We are really excited to have The Domestic Dusters at The Knitting & Stitching Show this year. Vanessa, this globally collaborative project, where women embroider their domestic perspectives, experiences, complaints and celebrations onto a yellow duster, has been underway since 2014 with over 100 contributions. How does it feel to be the curator of such a long-running exhibition that has been evolving and expanding for almost a decade?
It's a real privilege! When I first began this project, I could never have anticipated the reach it would have nor the opportunities that have arisen from it. I have met so many amazing women. Most duster submissions come with a note telling the stitcher’s story. They give insight into the lives of these women, whom despite assumptions are not usually those who have the time to embroider a duster; it is much more likely that they don’t but that they feel driven to because they need their voices to be heard. I also make a point of working with those whose domestic situations are compromised through violence, enforced migration, unpaid caring responsibilities or homelessness, which rarely join the exhibited collection because of their necessarily private nature, but nonetheless share the domestic legacy. It is very humbling.
What do you think the far-reaching geographical origins within the exhibit add to the experience of the collection and how does this impact the meaning behind the work?

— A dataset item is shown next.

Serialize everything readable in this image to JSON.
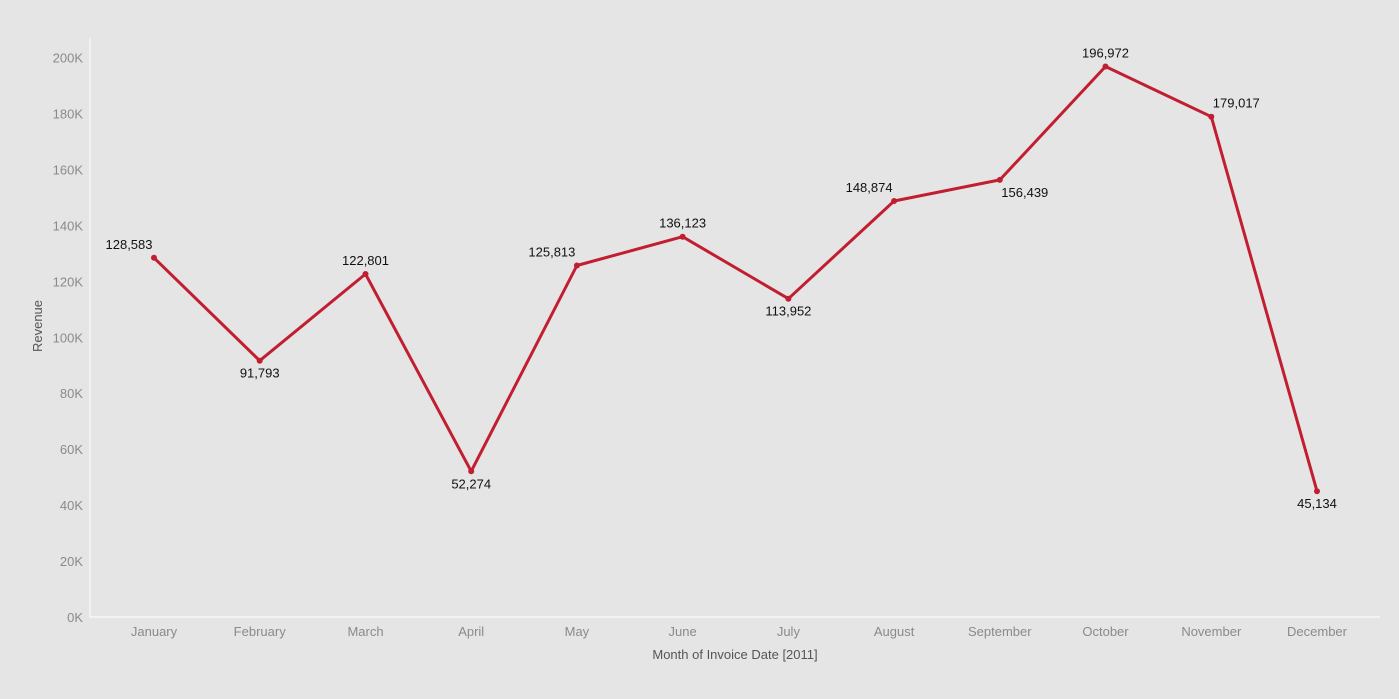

I think it’s evidence of the ubiquitous legacy of women’s domestic role. From America to New Zealand, across to Australia then back via Europe, the stories held within the stitches of the dusters from across the world echo similar themes. They include frustration, celebration, lots of humour, sometimes anger but also fond memories of mothers, stories of family and discussions of home and what it means to be a woman today. I’ve discovered that the duster is well-known in the UK, some parts of Europe and Australia, less so in America, New Zealand, or India. This has led to other domestic cloths occasionally joining the collection, which nonetheless represent the same thing – invisibility, mundaneness, lack of value and domesticity.
Image: Vanessa Marr, Self Portrait, 2020.